Stanley-based John Graham welcomed managing director Athole McDonald and his mum and Beautiful Perth trustee Barbara to a “Bee Experience Day”.
And he was stunned when Athole - impressed with the work John is doing to spread the beekeeping gospel - offered to dispatch a Kilmac team to improve access to hives on a field near his West Park home.
John (62) is treasurer of the Perth and District Beekeeping Association, which is keen to promote the craft and its educational spin-off benefits.
“I am keen to educate youngsters in particular about the vital role played by bees in the environment and the ecosystem,” explained John, of Graham’s Perthshire Honey.
“We welcomed Athole and Barbara after he was successful in a charity auction run by a local Rotary Club and afterwards he indicated that Kilmac would like to support our work by making the hives I keep in a field by the house more accessible.
“The Kilmac lads have put in a ton of work. You might say it was a hive of activity while they were here!
“Getting into the field was a bit of an obstacle course before and now it’s easily accessible for anyone, including the disabled, keen to see the bees at close quarters.”
John said: “We spend a couple of hours going over aspects such as health and safety, pollination and the important role bees play in the ecosystem.
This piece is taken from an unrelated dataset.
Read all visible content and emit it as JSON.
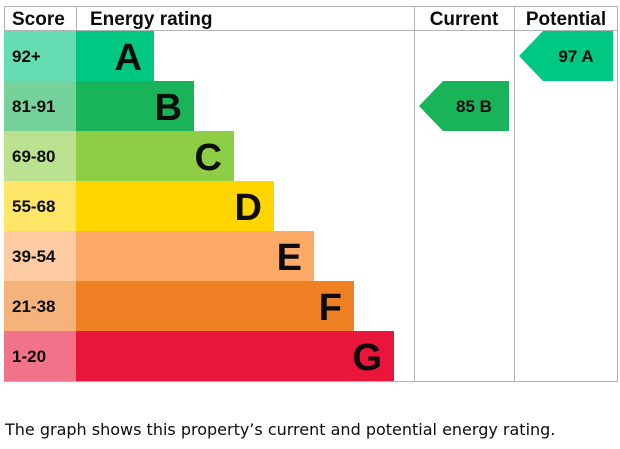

“Then we have a soup and sandwich lunch before I give them a proper hands-on experience at the hives.
“They don a protective suit to handle the frames and get a close-up view of the bees. It’s all perfectly safe.
“Just one of the hives has around 50,000 bees so it is quite a sight.
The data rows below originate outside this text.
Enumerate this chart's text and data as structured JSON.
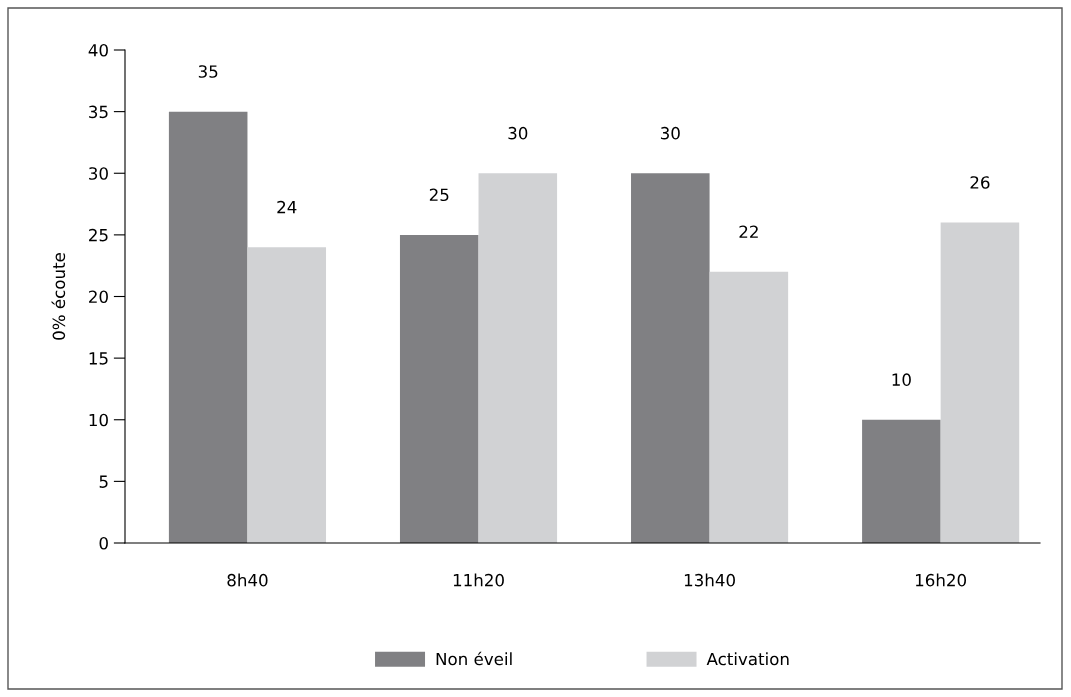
{
  "chart_data": {
    "type": "bar",
    "ylabel": "0% écoute",
    "categories": [
      "8h40",
      "11h20",
      "13h40",
      "16h20"
    ],
    "series": [
      {
        "name": "Non éveil",
        "color": "#808083",
        "values": [
          35,
          25,
          30,
          10
        ]
      },
      {
        "name": "Activation",
        "color": "#d1d2d4",
        "values": [
          24,
          30,
          22,
          26
        ]
      }
    ],
    "ylim": [
      0,
      40
    ],
    "yticks": [
      0,
      5,
      10,
      15,
      20,
      25,
      30,
      35,
      40
    ],
    "data_labels": true,
    "legend": "bottom",
    "grid": false
  }
}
“That’s the highlight for everyone but they also seem to enjoy tasting several different types of honey before selecting their favourite for pancakes that my wife Deirdre makes!”
Kilmac quality manager Jimmy Riddoch and Perth labourers John Livingstone and Ryan Duncan certainly got a “buzz” out of their latest project.
“We cleared out some old shrubs, put up a new 25-metre fence and gate, and created a mulch path to give John and visitors easier access to his hives,” said Jimmy.
“It is the first time in all my years on the job that health and safety has involved an assessment of bees!
“I had to confess to John I prefer maple syrup to honey – maybe because I was badly stung by wasps when I was a kid. John branded me a traitor!
“I was initially a bit wary, but the bees weren’t interested in us.”